VOID (Video Object and Interaction Deletion) goes beyond standard object removal. Current tools can paint over an object and clean up its shadow, but they fall apart when physics is involved. Remove a person holding a guitar, and existing models leave the guitar floating in mid-air. VOID makes the guitar fall.
The system works in two passes. First, a vision-language model scans the video to identify every region affected by the object being removed, including secondary interactions like collisions and displacement.
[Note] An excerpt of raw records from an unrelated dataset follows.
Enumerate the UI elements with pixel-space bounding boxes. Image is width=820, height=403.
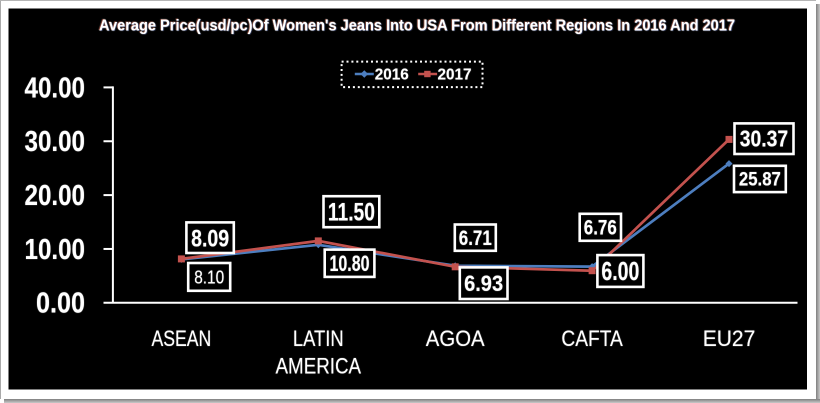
svg-text:CAFTA: CAFTA — [561, 326, 623, 351]
svg-text:AGOA: AGOA — [426, 326, 485, 351]
svg-text:6.00: 6.00 — [601, 258, 639, 286]
svg-text:0.00: 0.00 — [36, 288, 85, 320]
svg-text:2016: 2016 — [375, 67, 409, 84]
svg-text:AMERICA: AMERICA — [276, 354, 362, 379]
svg-text:6.76: 6.76 — [584, 217, 617, 240]
svg-text:30.00: 30.00 — [25, 126, 86, 158]
svg-text:6.93: 6.93 — [464, 271, 503, 296]
svg-text:25.87: 25.87 — [739, 170, 781, 191]
svg-text:Average Price(usd/pc)Of Women': Average Price(usd/pc)Of Women's Jeans In… — [98, 17, 734, 34]
svg-text:ASEAN: ASEAN — [152, 326, 212, 351]
svg-text:LATIN: LATIN — [293, 326, 344, 351]
svg-text:20.00: 20.00 — [25, 180, 86, 212]
svg-text:8.10: 8.10 — [194, 267, 224, 287]
svg-text:Average Price(usd/pc)Of Women': Average Price(usd/pc)Of Women's Jeans In… — [100, 18, 736, 35]
svg-text:10.00: 10.00 — [25, 234, 86, 266]
svg-text:30.37: 30.37 — [740, 126, 788, 152]
svg-text:40.00: 40.00 — [25, 72, 86, 104]
svg-text:10.80: 10.80 — [330, 251, 370, 276]
svg-text:8.09: 8.09 — [191, 225, 229, 252]
svg-text:EU27: EU27 — [703, 326, 756, 351]
svg-text:6.71: 6.71 — [459, 227, 492, 250]
svg-text:2017: 2017 — [438, 67, 472, 84]
svg-text:Average Price(usd/pc)Of Women': Average Price(usd/pc)Of Women's Jeans In… — [99, 18, 735, 35]
svg-text:11.50: 11.50 — [328, 198, 375, 226]
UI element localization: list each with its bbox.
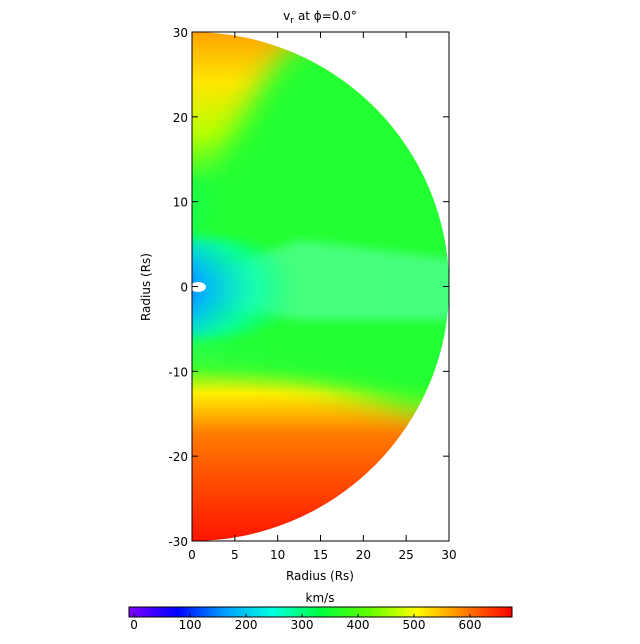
x-tick-label: 30: [441, 548, 456, 562]
x-tick-label: 20: [356, 548, 371, 562]
y-tick-label: 0: [180, 281, 188, 295]
colorbar-tick-label: 0: [130, 618, 138, 632]
x-tick-label: 0: [188, 548, 196, 562]
x-tick-label: 25: [399, 548, 414, 562]
colorbar-tick-label: 500: [403, 618, 426, 632]
x-tick-label: 15: [313, 548, 328, 562]
colorbar: [129, 607, 512, 617]
colorbar-tick-label: 100: [179, 618, 202, 632]
colorbar-frame: [128, 606, 513, 618]
y-tick-label: 30: [173, 26, 188, 40]
y-tick-label: -20: [168, 450, 188, 464]
y-axis-label: Radius (Rs): [139, 253, 153, 321]
x-tick-label: 5: [231, 548, 239, 562]
y-tick-label: 20: [173, 111, 188, 125]
colorbar-tick-label: 600: [459, 618, 482, 632]
colorbar-tick-label: 300: [291, 618, 314, 632]
x-axis-label: Radius (Rs): [286, 569, 354, 583]
y-tick-label: 10: [173, 196, 188, 210]
chart-title: vr at ϕ=0.0°: [283, 9, 357, 26]
y-tick-label: -10: [168, 365, 188, 379]
colorbar-label: km/s: [306, 591, 335, 605]
colorbar-tick-label: 200: [235, 618, 258, 632]
field: [192, 32, 449, 541]
colorbar-tick-label: 400: [347, 618, 370, 632]
x-tick-label: 10: [270, 548, 285, 562]
y-tick-label: -30: [168, 535, 188, 549]
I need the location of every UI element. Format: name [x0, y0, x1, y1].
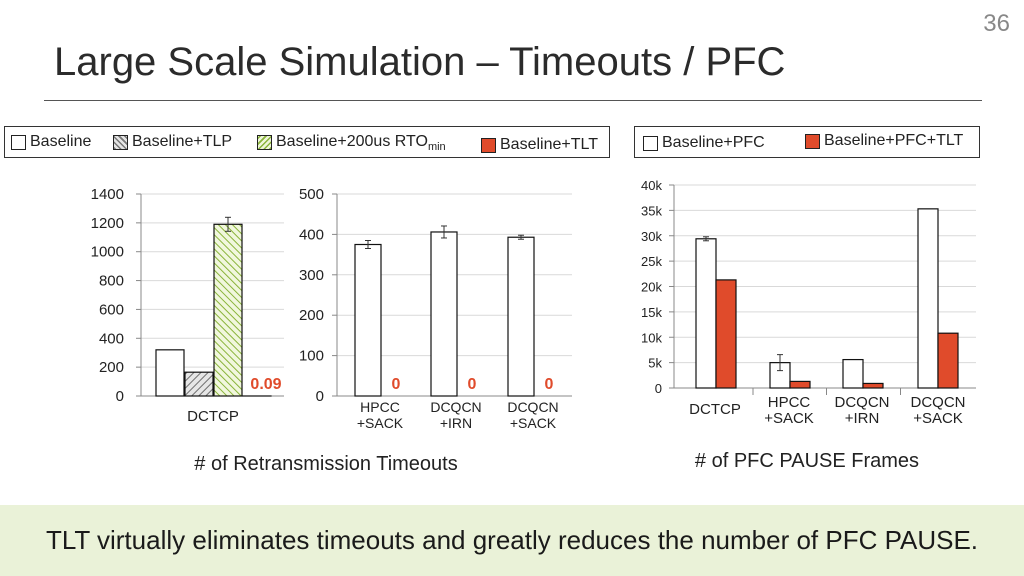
x-tick-label: DCQCN — [835, 394, 890, 411]
y-tick-label: 20k — [641, 280, 662, 295]
y-tick-label: 400 — [99, 330, 124, 347]
bar-baseline — [155, 349, 185, 397]
x-axis-title: # of PFC PAUSE Frames — [695, 450, 919, 472]
bar-baseline-pfc — [695, 238, 717, 389]
x-axis-title: # of Retransmission Timeouts — [194, 453, 457, 475]
legend-item-pfc-tlt: Baseline+PFC+TLT — [805, 131, 963, 151]
y-tick-label: 35k — [641, 203, 662, 218]
charts-canvas: 0 200 400 600 800 1000 1200 1400 0.09 DCTCP 0 100 20… — [91, 178, 976, 475]
legend-item-baseline: Baseline — [11, 132, 91, 152]
y-tick-label: 0 — [316, 388, 324, 405]
y-tick-label: 1200 — [91, 215, 124, 232]
x-tick-label: +SACK — [357, 415, 404, 431]
legend-label-rto: Baseline+200us RTO — [276, 133, 428, 150]
conclusion-banner: TLT virtually eliminates timeouts and gr… — [0, 505, 1024, 576]
y-tick-label: 200 — [99, 359, 124, 376]
y-tick-label: 30k — [641, 229, 662, 244]
x-tick-label: DCQCN — [911, 394, 966, 411]
bar-baseline-pfc — [842, 358, 864, 389]
legend-label-rto-subscript: min — [427, 141, 446, 153]
y-tick-label: 25k — [641, 254, 662, 269]
x-tick-label: +SACK — [510, 415, 557, 431]
legend-left: Baseline Baseline+TLP Baseline+200us RTO… — [4, 126, 610, 158]
legend-swatch-tlp — [113, 134, 128, 150]
slide-number: 36 — [983, 10, 1010, 37]
title-divider — [44, 100, 982, 101]
legend-label-pfc: Baseline+PFC — [662, 134, 765, 151]
slide-title: Large Scale Simulation – Timeouts / PFC — [54, 40, 786, 84]
legend-item-pfc: Baseline+PFC — [643, 133, 765, 153]
legend-item-rto: Baseline+200us RTO min — [257, 132, 446, 153]
legend-swatch-pfc — [643, 135, 658, 151]
conclusion-text: TLT virtually eliminates timeouts and gr… — [45, 525, 979, 555]
y-tick-label: 400 — [299, 226, 324, 243]
data-label-tlt: 0 — [392, 376, 401, 393]
y-tick-label: 0 — [655, 381, 662, 396]
y-tick-label: 15k — [641, 305, 662, 320]
y-tick-label: 1400 — [91, 186, 124, 203]
y-tick-label: 600 — [99, 301, 124, 318]
y-tick-label: 10k — [641, 330, 662, 345]
x-tick-label: +IRN — [440, 415, 472, 431]
x-tick-label: DCQCN — [507, 399, 558, 415]
bar-baseline — [354, 243, 382, 397]
x-tick-label: +SACK — [764, 410, 814, 427]
bar-baseline-pfc-tlt — [789, 380, 811, 389]
legend-item-tlp: Baseline+TLP — [113, 132, 232, 152]
legend-label-pfc-tlt: Baseline+PFC+TLT — [824, 132, 964, 149]
bar-baseline-pfc — [917, 208, 939, 389]
y-tick-label: 100 — [299, 348, 324, 365]
x-tick-label: DCTCP — [689, 401, 741, 418]
x-tick-label: HPCC — [360, 399, 400, 415]
bar-baseline-pfc-tlt — [862, 382, 884, 389]
legend-item-tlt: Baseline+TLT — [481, 135, 598, 155]
legend-swatch-rto — [257, 134, 272, 150]
legend-right: Baseline+PFC Baseline+PFC+TLT — [634, 126, 980, 158]
y-tick-label: 40k — [641, 178, 662, 193]
legend-swatch-tlt — [481, 137, 496, 153]
bar-baseline-pfc-tlt — [715, 279, 737, 389]
y-tick-label: 300 — [299, 267, 324, 284]
data-label-tlt: 0 — [468, 376, 477, 393]
legend-swatch-pfc-tlt — [805, 133, 820, 149]
bar-baseline — [430, 231, 458, 397]
legend-label-baseline: Baseline — [30, 133, 92, 150]
x-tick-label: DCQCN — [430, 399, 481, 415]
x-tick-label: +SACK — [913, 410, 963, 427]
bar-baseline-tlp — [184, 371, 214, 397]
data-label-tlt: 0.09 — [250, 376, 281, 393]
x-tick-label: +IRN — [845, 410, 880, 427]
y-tick-label: 500 — [299, 186, 324, 203]
y-tick-label: 800 — [99, 273, 124, 290]
legend-label-tlt: Baseline+TLT — [500, 136, 598, 153]
y-tick-label: 1000 — [91, 244, 124, 261]
bar-baseline-pfc-tlt — [937, 332, 959, 389]
y-tick-label: 0 — [116, 388, 124, 405]
y-tick-label: 200 — [299, 307, 324, 324]
x-tick-label: HPCC — [768, 394, 811, 411]
bar-baseline-200us-rtomin — [213, 223, 243, 397]
legend-swatch-baseline — [11, 134, 26, 150]
bar-baseline — [507, 236, 535, 397]
legend-label-tlp: Baseline+TLP — [132, 133, 233, 150]
y-tick-label: 5k — [648, 356, 662, 371]
data-label-tlt: 0 — [545, 376, 554, 393]
x-tick-label: DCTCP — [187, 408, 239, 425]
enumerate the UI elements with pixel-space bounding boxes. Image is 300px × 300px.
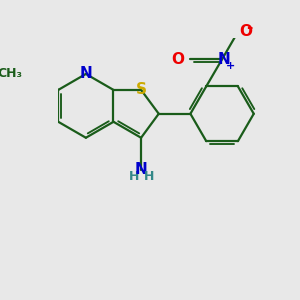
Text: O: O [171, 52, 184, 67]
Text: CH₃: CH₃ [0, 68, 22, 80]
Text: O: O [239, 24, 253, 39]
Text: H: H [144, 169, 154, 183]
Text: H: H [129, 169, 139, 183]
Text: N: N [135, 162, 148, 177]
Text: N: N [217, 52, 230, 67]
Text: +: + [226, 61, 235, 71]
Text: -: - [246, 20, 252, 34]
Text: S: S [136, 82, 147, 98]
Text: N: N [80, 66, 92, 81]
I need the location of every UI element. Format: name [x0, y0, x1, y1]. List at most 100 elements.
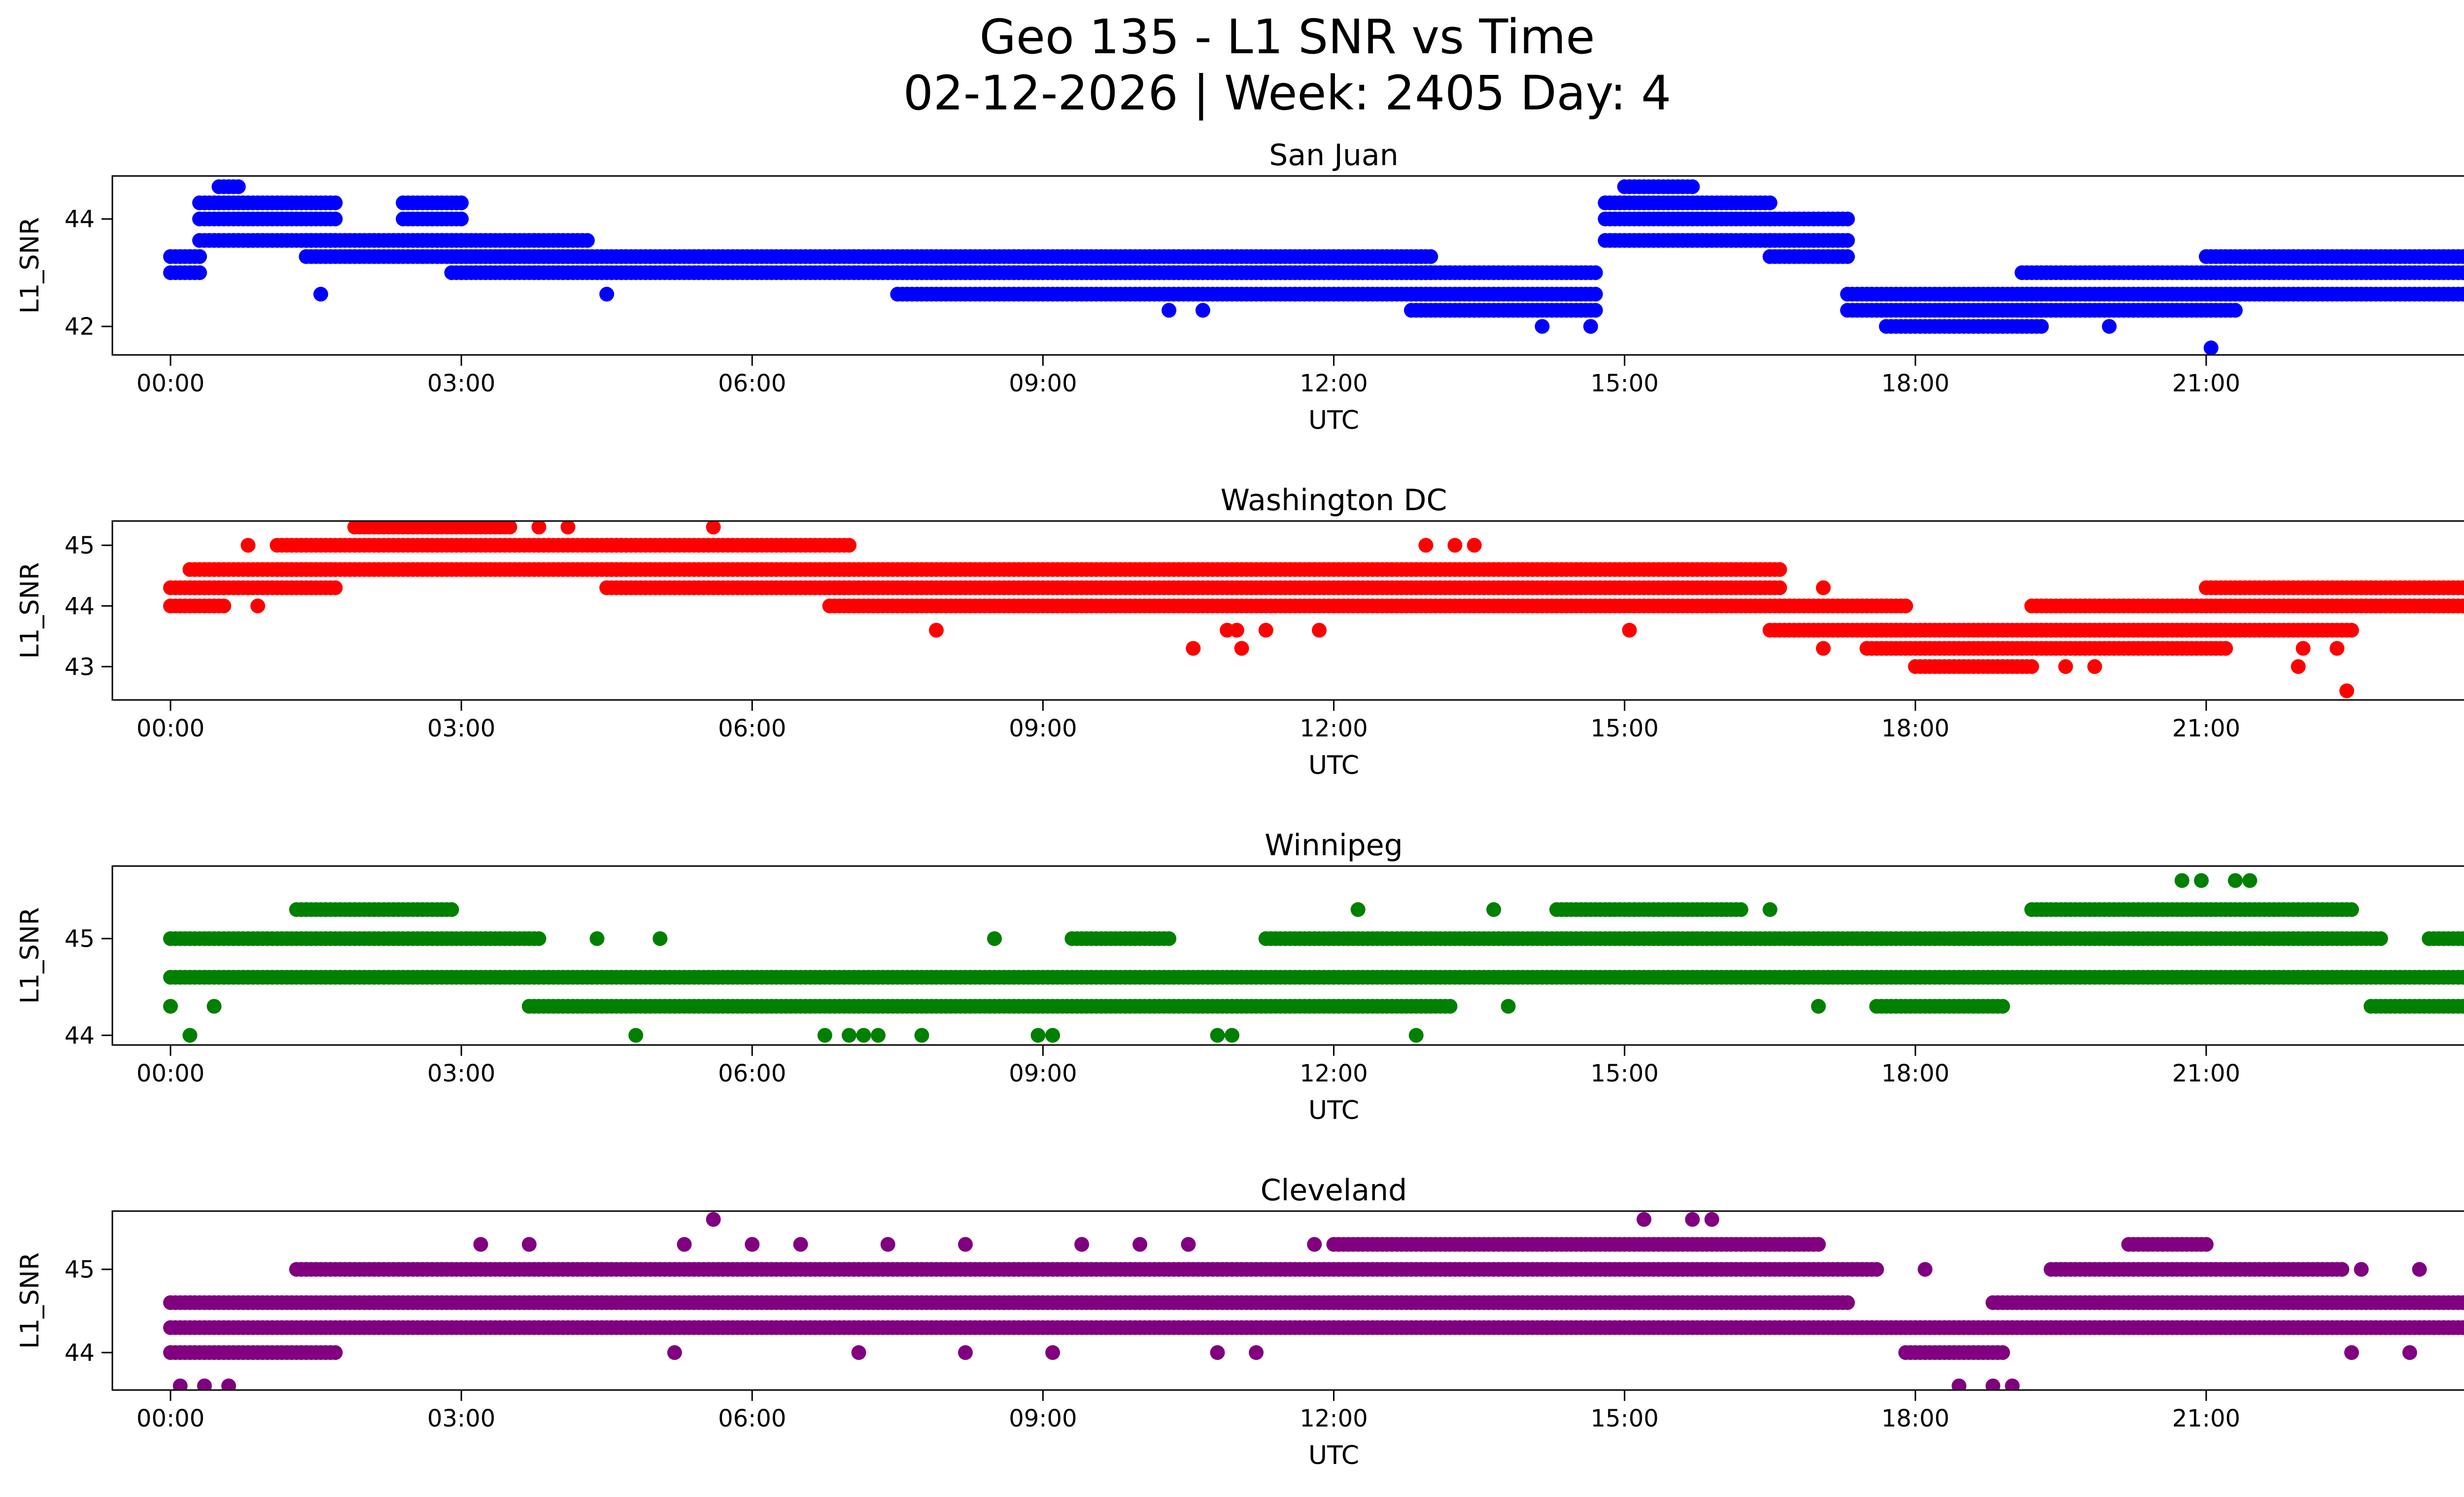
data-point [2344, 623, 2359, 638]
panel-title: Washington DC [1221, 483, 1447, 518]
data-point [2102, 319, 2117, 334]
y-tick-label: 43 [65, 653, 95, 681]
data-point [1763, 196, 1778, 210]
data-point [231, 179, 246, 194]
data-point [1898, 598, 1913, 613]
data-point [1045, 1028, 1060, 1043]
data-point [1772, 562, 1787, 577]
data-point [818, 1028, 832, 1043]
data-point [628, 1028, 643, 1043]
y-tick-label: 42 [65, 313, 95, 341]
data-point [561, 520, 576, 534]
data-point [1443, 999, 1458, 1014]
x-axis-label: UTC [1308, 406, 1359, 435]
x-tick-label: 00:00 [137, 370, 205, 397]
data-point [1588, 303, 1603, 318]
data-point [503, 520, 517, 534]
x-tick-label: 15:00 [1590, 1060, 1658, 1087]
data-point [1031, 1028, 1046, 1043]
data-point [1840, 211, 1855, 226]
data-point [2339, 684, 2354, 698]
data-point [532, 520, 547, 534]
y-axis-label: L1_SNR [15, 562, 45, 659]
data-point [192, 249, 207, 264]
x-tick-label: 21:00 [2172, 715, 2240, 742]
data-point [1186, 641, 1200, 656]
data-point [1816, 641, 1831, 656]
data-point [2218, 641, 2233, 656]
x-tick-label: 00:00 [137, 715, 205, 742]
data-point [1486, 902, 1501, 917]
data-point [1447, 538, 1462, 553]
figure-title-line1: Geo 135 - L1 SNR vs Time [980, 9, 1595, 65]
data-point [1995, 999, 2010, 1014]
data-point [1288, 287, 1302, 302]
data-point [706, 520, 721, 534]
x-tick-label: 09:00 [1009, 370, 1077, 397]
data-point [1162, 931, 1176, 946]
data-point [250, 598, 265, 613]
data-point [842, 538, 856, 553]
y-tick-label: 44 [65, 1022, 95, 1049]
data-point [1685, 179, 1700, 194]
data-point [1816, 580, 1831, 595]
y-tick-label: 44 [65, 206, 95, 233]
data-point [192, 265, 207, 280]
x-tick-label: 06:00 [718, 715, 786, 742]
data-point [652, 931, 667, 946]
figure-title-line2: 02-12-2026 | Week: 2405 Day: 4 [903, 66, 1672, 121]
data-point [2344, 902, 2359, 917]
y-tick-label: 45 [65, 532, 95, 559]
data-point [1259, 623, 1273, 638]
y-axis-label: L1_SNR [15, 217, 45, 313]
x-tick-label: 15:00 [1590, 370, 1658, 397]
data-point [2034, 319, 2049, 334]
x-tick-label: 18:00 [1882, 715, 1950, 742]
x-tick-label: 03:00 [427, 1060, 495, 1087]
data-point [1196, 303, 1210, 318]
data-point [2296, 641, 2311, 656]
data-point [1583, 319, 1598, 334]
data-point [216, 598, 231, 613]
data-point [915, 1028, 929, 1043]
x-tick-label: 21:00 [2172, 370, 2240, 397]
data-point [2373, 931, 2388, 946]
data-point [1622, 623, 1637, 638]
data-point [2204, 341, 2219, 355]
x-tick-label: 15:00 [1590, 715, 1658, 742]
data-point [599, 287, 614, 302]
x-tick-label: 03:00 [427, 715, 495, 742]
data-point [1840, 249, 1855, 264]
data-point [580, 233, 595, 248]
data-point [1225, 1028, 1239, 1043]
data-point [2242, 873, 2257, 888]
data-point [1409, 1028, 1424, 1043]
data-point [1351, 902, 1366, 917]
data-point [842, 1028, 856, 1043]
data-point [2291, 659, 2306, 674]
data-point [1588, 265, 1603, 280]
data-point [1501, 999, 1516, 1014]
y-axis-label: L1_SNR [15, 907, 45, 1004]
data-point [2329, 641, 2344, 656]
data-point [532, 931, 547, 946]
x-tick-label: 03:00 [427, 370, 495, 397]
x-tick-label: 09:00 [1009, 715, 1077, 742]
data-point [1588, 287, 1603, 302]
data-point [987, 931, 1002, 946]
y-tick-label: 44 [65, 592, 95, 620]
x-tick-label: 06:00 [718, 370, 786, 397]
y-tick-label: 45 [65, 925, 95, 953]
data-point [1811, 999, 1826, 1014]
data-point [182, 1028, 197, 1043]
x-tick-label: 21:00 [2172, 1060, 2240, 1087]
data-point [328, 580, 342, 595]
x-tick-label: 18:00 [1882, 370, 1950, 397]
data-point [2024, 659, 2039, 674]
panel-title: Cleveland [1261, 1173, 1407, 1208]
data-point [856, 1028, 871, 1043]
data-point [1840, 233, 1855, 248]
data-point [163, 999, 178, 1014]
data-point [328, 211, 342, 226]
Then a fine-tuned CogVideoX transformer generates physically plausible replacements for those regions, using what Netflix calls "quadmask conditioning" to distinguish between the primary object, overlap zones, affected areas, and background.
The training data is clever: the team built paired counterfactual videos using HUMOTO (human-object interactions rendered in Blender with physics simulation) and Google's Kubric dataset, giving the model ground truth for "what would this scene look like if this object was never there?"
VOID is a 5-billion parameter model requiring a beefy A100 GPU with 40GB+ VRAM, so this is not running on laptops. But the full pipeline is open-source under the Netflix GitHub org, with a Colab notebook, HuggingFace weights, and a live demo available now.
For filmmakers and VFX studios, the implications are significant. Object removal is one of the most tedious post-production tasks, and VOID's physics-aware approach could save hours of manual work per shot.